Opinión | tribuna

President de Son Quint
Cuando pedir medio pollo revela un conflicto sistémico

Un pollo asado. / GETTY IMAGES
Una mujer entra en un establecimiento y pide medio pollo en catalán. El dependiente le responde que no la entiende y le exige cambiar al castellano. Ella no lo hace. No hay venta. Hay denuncia. Y titulares. Y el relato habitual: «quería que la atendieran en catalán».
No. Quería no dejar de ser atendida por hablar una lengua oficial en su territorio.
El episodio no es anecdótico. Es la expresión cotidiana de un conflicto que el sistema no ha querido resolver desde el principio constitucional de igualdad. Porque la igualdad no consiste en aplicar la misma regla a situaciones desiguales, sino en corregir desequilibrios. Cuando una lengua parte de una posición de dominio social e institucional y la otra de minoración, invocar una supuesta neutralidad no produce igualdad: consolida la ventaja existente.
No estamos ante un problema de educación ni de temperamento. Es una disfunción institucional.
En España, la interpretación de la cooficialidad ha generado una asimetría profunda. Formalmente, el catalán es lengua oficial en su territorio. Pero el castellano es lengua oficial del Estado y de conocimiento obligatorio. Y ese deber general se ha convertido, en la práctica, en un derecho a imponer su uso.
El resultado es un privilegio sistémico: una lengua puede invocarse como blindaje personal; la otra, no.
En el derecho comparado democrático, la oficialidad no opera como estatuto personal de unos ciudadanos frente a otros. Regula la relación entre el individuo y las instituciones; no crea jerarquías entre hablantes. Cuando la interpretación jurídica convierte una lengua en blindaje para unos y en carga para otros, el sistema deja de organizar la convivencia y empieza a tensionarla.

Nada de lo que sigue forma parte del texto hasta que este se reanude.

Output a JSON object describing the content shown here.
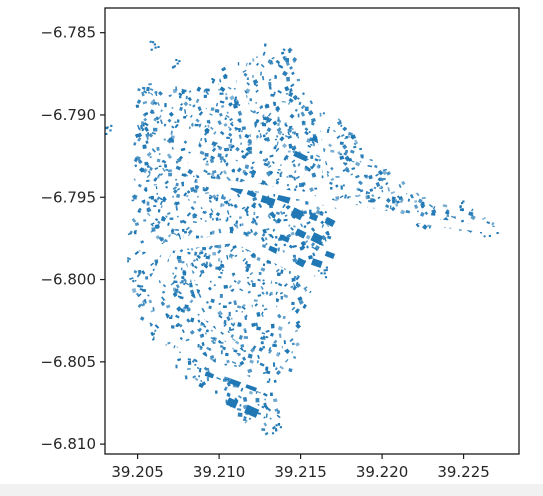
{
  "chart_data": {
    "type": "scatter",
    "title": "",
    "xlabel": "",
    "ylabel": "",
    "xlim": [
      39.203,
      39.2284
    ],
    "ylim": [
      -6.8106,
      -6.7835
    ],
    "grid": false,
    "x_ticks": [
      39.205,
      39.21,
      39.215,
      39.22,
      39.225
    ],
    "x_tick_labels": [
      "39.205",
      "39.210",
      "39.215",
      "39.220",
      "39.225"
    ],
    "y_ticks": [
      -6.785,
      -6.79,
      -6.795,
      -6.8,
      -6.805,
      -6.81
    ],
    "y_tick_labels": [
      "−6.785",
      "−6.790",
      "−6.795",
      "−6.800",
      "−6.805",
      "−6.810"
    ],
    "series": [
      {
        "color": "#1f77b4",
        "footprint_outline": [
          [
            39.2046,
            -6.795
          ],
          [
            39.205,
            -6.788
          ],
          [
            39.2095,
            -6.7885
          ],
          [
            39.2098,
            -6.787
          ],
          [
            39.2115,
            -6.7865
          ],
          [
            39.213,
            -6.7855
          ],
          [
            39.2145,
            -6.786
          ],
          [
            39.2158,
            -6.7895
          ],
          [
            39.2178,
            -6.7905
          ],
          [
            39.219,
            -6.7925
          ],
          [
            39.2205,
            -6.7935
          ],
          [
            39.2215,
            -6.7942
          ],
          [
            39.223,
            -6.795
          ],
          [
            39.2248,
            -6.7955
          ],
          [
            39.2262,
            -6.796
          ],
          [
            39.227,
            -6.7968
          ],
          [
            39.2262,
            -6.7975
          ],
          [
            39.223,
            -6.797
          ],
          [
            39.22,
            -6.796
          ],
          [
            39.218,
            -6.7955
          ],
          [
            39.217,
            -6.796
          ],
          [
            39.2168,
            -6.7975
          ],
          [
            39.216,
            -6.8
          ],
          [
            39.215,
            -6.8025
          ],
          [
            39.2148,
            -6.8052
          ],
          [
            39.2135,
            -6.8062
          ],
          [
            39.2135,
            -6.8075
          ],
          [
            39.214,
            -6.809
          ],
          [
            39.213,
            -6.8095
          ],
          [
            39.2112,
            -6.8085
          ],
          [
            39.21,
            -6.807
          ],
          [
            39.208,
            -6.806
          ],
          [
            39.2065,
            -6.8045
          ],
          [
            39.2055,
            -6.803
          ],
          [
            39.2048,
            -6.801
          ],
          [
            39.2042,
            -6.7985
          ]
        ],
        "large_buildings": [
          [
            39.2111,
            -6.7945
          ],
          [
            39.212,
            -6.7948
          ],
          [
            39.213,
            -6.7952
          ],
          [
            39.214,
            -6.795
          ],
          [
            39.2148,
            -6.796
          ],
          [
            39.2158,
            -6.7962
          ],
          [
            39.2168,
            -6.7965
          ],
          [
            39.215,
            -6.7972
          ],
          [
            39.216,
            -6.7975
          ],
          [
            39.214,
            -6.7975
          ],
          [
            39.2133,
            -6.7982
          ],
          [
            39.215,
            -6.799
          ],
          [
            39.216,
            -6.799
          ],
          [
            39.2168,
            -6.7985
          ],
          [
            39.2094,
            -6.8058
          ],
          [
            39.211,
            -6.8062
          ],
          [
            39.212,
            -6.8065
          ],
          [
            39.2108,
            -6.8075
          ],
          [
            39.212,
            -6.808
          ],
          [
            39.216,
            -6.7915
          ],
          [
            39.215,
            -6.7925
          ]
        ],
        "outliers": [
          [
            39.2033,
            -6.7908
          ],
          [
            39.206,
            -6.7857
          ],
          [
            39.2072,
            -6.7868
          ],
          [
            39.2098,
            -6.788
          ],
          [
            39.2268,
            -6.797
          ],
          [
            39.225,
            -6.7955
          ],
          [
            39.2165,
            -6.7995
          ],
          [
            39.2135,
            -6.809
          ]
        ]
      }
    ]
  }
}
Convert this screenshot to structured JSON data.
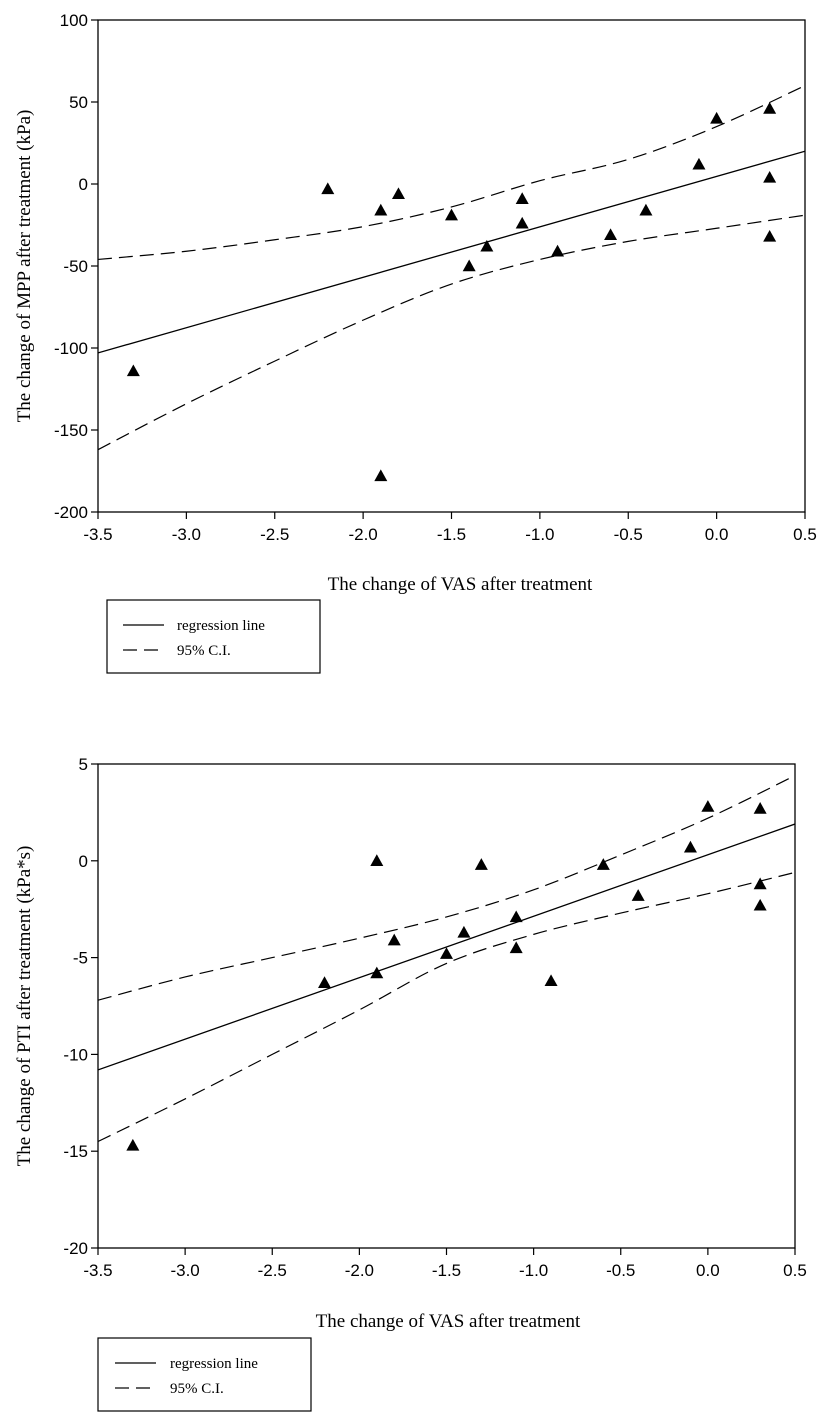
{
  "chart_data": [
    {
      "type": "scatter",
      "title": "",
      "xlabel": "The change of VAS after treatment",
      "ylabel": "The change of MPP after treatment (kPa)",
      "xlim": [
        -3.5,
        0.5
      ],
      "ylim": [
        -200,
        100
      ],
      "x_ticks": [
        "-3.5",
        "-3.0",
        "-2.5",
        "-2.0",
        "-1.5",
        "-1.0",
        "-0.5",
        "0.0",
        "0.5"
      ],
      "y_ticks": [
        "100",
        "50",
        "0",
        "-50",
        "-100",
        "-150",
        "-200"
      ],
      "points": [
        {
          "x": -3.3,
          "y": -114
        },
        {
          "x": -2.2,
          "y": -3
        },
        {
          "x": -1.9,
          "y": -16
        },
        {
          "x": -1.8,
          "y": -6
        },
        {
          "x": -1.9,
          "y": -178
        },
        {
          "x": -1.5,
          "y": -19
        },
        {
          "x": -1.4,
          "y": -50
        },
        {
          "x": -1.3,
          "y": -38
        },
        {
          "x": -1.1,
          "y": -9
        },
        {
          "x": -1.1,
          "y": -24
        },
        {
          "x": -0.9,
          "y": -41
        },
        {
          "x": -0.6,
          "y": -31
        },
        {
          "x": -0.4,
          "y": -16
        },
        {
          "x": -0.1,
          "y": 12
        },
        {
          "x": 0.0,
          "y": 40
        },
        {
          "x": 0.3,
          "y": 46
        },
        {
          "x": 0.3,
          "y": 4
        },
        {
          "x": 0.3,
          "y": -32
        }
      ],
      "regression_line": {
        "x": [
          -3.5,
          0.5
        ],
        "y": [
          -103,
          20
        ]
      },
      "ci_upper": {
        "x": [
          -3.5,
          -3.0,
          -2.5,
          -2.0,
          -1.5,
          -1.0,
          -0.5,
          0.0,
          0.5
        ],
        "y": [
          -46,
          -41,
          -34,
          -26,
          -14,
          2,
          15,
          35,
          60
        ]
      },
      "ci_lower": {
        "x": [
          -3.5,
          -3.0,
          -2.5,
          -2.0,
          -1.5,
          -1.0,
          -0.5,
          0.0,
          0.5
        ],
        "y": [
          -162,
          -134,
          -108,
          -83,
          -61,
          -46,
          -35,
          -27,
          -19
        ]
      },
      "legend": {
        "position": "below",
        "items": [
          {
            "label": "regression line",
            "style": "solid"
          },
          {
            "label": "95% C.I.",
            "style": "dashed"
          }
        ]
      },
      "grid": false,
      "marker": "filled-triangle",
      "colors": {
        "marks": "#000000",
        "background": "#ffffff"
      }
    },
    {
      "type": "scatter",
      "title": "",
      "xlabel": "The change of VAS after treatment",
      "ylabel": "The change of PTI after treatment (kPa*s)",
      "xlim": [
        -3.5,
        0.5
      ],
      "ylim": [
        -20,
        5
      ],
      "x_ticks": [
        "-3.5",
        "-3.0",
        "-2.5",
        "-2.0",
        "-1.5",
        "-1.0",
        "-0.5",
        "0.0",
        "0.5"
      ],
      "y_ticks": [
        "5",
        "0",
        "-5",
        "-10",
        "-15",
        "-20"
      ],
      "points": [
        {
          "x": -3.3,
          "y": -14.7
        },
        {
          "x": -2.2,
          "y": -6.3
        },
        {
          "x": -1.9,
          "y": 0.0
        },
        {
          "x": -1.9,
          "y": -5.8
        },
        {
          "x": -1.8,
          "y": -4.1
        },
        {
          "x": -1.5,
          "y": -4.8
        },
        {
          "x": -1.4,
          "y": -3.7
        },
        {
          "x": -1.3,
          "y": -0.2
        },
        {
          "x": -1.1,
          "y": -2.9
        },
        {
          "x": -1.1,
          "y": -4.5
        },
        {
          "x": -0.9,
          "y": -6.2
        },
        {
          "x": -0.6,
          "y": -0.2
        },
        {
          "x": -0.4,
          "y": -1.8
        },
        {
          "x": -0.1,
          "y": 0.7
        },
        {
          "x": 0.0,
          "y": 2.8
        },
        {
          "x": 0.3,
          "y": 2.7
        },
        {
          "x": 0.3,
          "y": -1.2
        },
        {
          "x": 0.3,
          "y": -2.3
        }
      ],
      "regression_line": {
        "x": [
          -3.5,
          0.5
        ],
        "y": [
          -10.8,
          1.9
        ]
      },
      "ci_upper": {
        "x": [
          -3.5,
          -3.0,
          -2.5,
          -2.0,
          -1.5,
          -1.0,
          -0.5,
          0.0,
          0.5
        ],
        "y": [
          -7.2,
          -6.0,
          -5.0,
          -4.0,
          -2.9,
          -1.5,
          0.3,
          2.2,
          4.4
        ]
      },
      "ci_lower": {
        "x": [
          -3.5,
          -3.0,
          -2.5,
          -2.0,
          -1.5,
          -1.0,
          -0.5,
          0.0,
          0.5
        ],
        "y": [
          -14.5,
          -12.3,
          -10.0,
          -7.7,
          -5.3,
          -3.8,
          -2.7,
          -1.7,
          -0.6
        ]
      },
      "legend": {
        "position": "below",
        "items": [
          {
            "label": "regression line",
            "style": "solid"
          },
          {
            "label": "95% C.I.",
            "style": "dashed"
          }
        ]
      },
      "grid": false,
      "marker": "filled-triangle",
      "colors": {
        "marks": "#000000",
        "background": "#ffffff"
      }
    }
  ]
}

El desequilibrio se extiende al mercado. Las normas exigen que la información esté «al menos en castellano». Esa fórmula convierte una lengua en obligatoria y deja las demás en el terreno de lo opcional. La cooficialidad se vuelve formal, no material.
El propio Código Civil establece que las normas deben interpretarse según la realidad social del tiempo en que han de ser aplicadas. Y la realidad social de los territorios con dos lenguas oficiales es la coexistencia de comunidades en posición desigual. Ignorar ese contexto en la interpretación constitucional vacía de contenido el principio de igualdad.
La reciente resolución judicial que considera discriminatorio exigir catalán a determinados profesionales sanitarios añade un elemento revelador: no se considera discriminatorio que el catalán sea oficial para celadores, pero sí que pueda prescindirse de él cuando se trata de médicos. La lengua deja de ser un elemento común del servicio público y pasa a depender de la categoría profesional de quien lo presta. Lo que debería ser garantía para el ciudadano se convierte en variable según el rango.
Cambia el escenario —un mostrador, un hospital—, pero la lógica es la misma: la oficialidad se interpreta como ventaja para unos y como carga para otros.
El debate no es sobre medio pollo, celadores y privilegiados. Es si queremos que la cooficialidad sea real o retórica. Porque cuando una lengua oficial no puede vivirse con normalidad, el problema deja de ser lingüístico. Es democrático.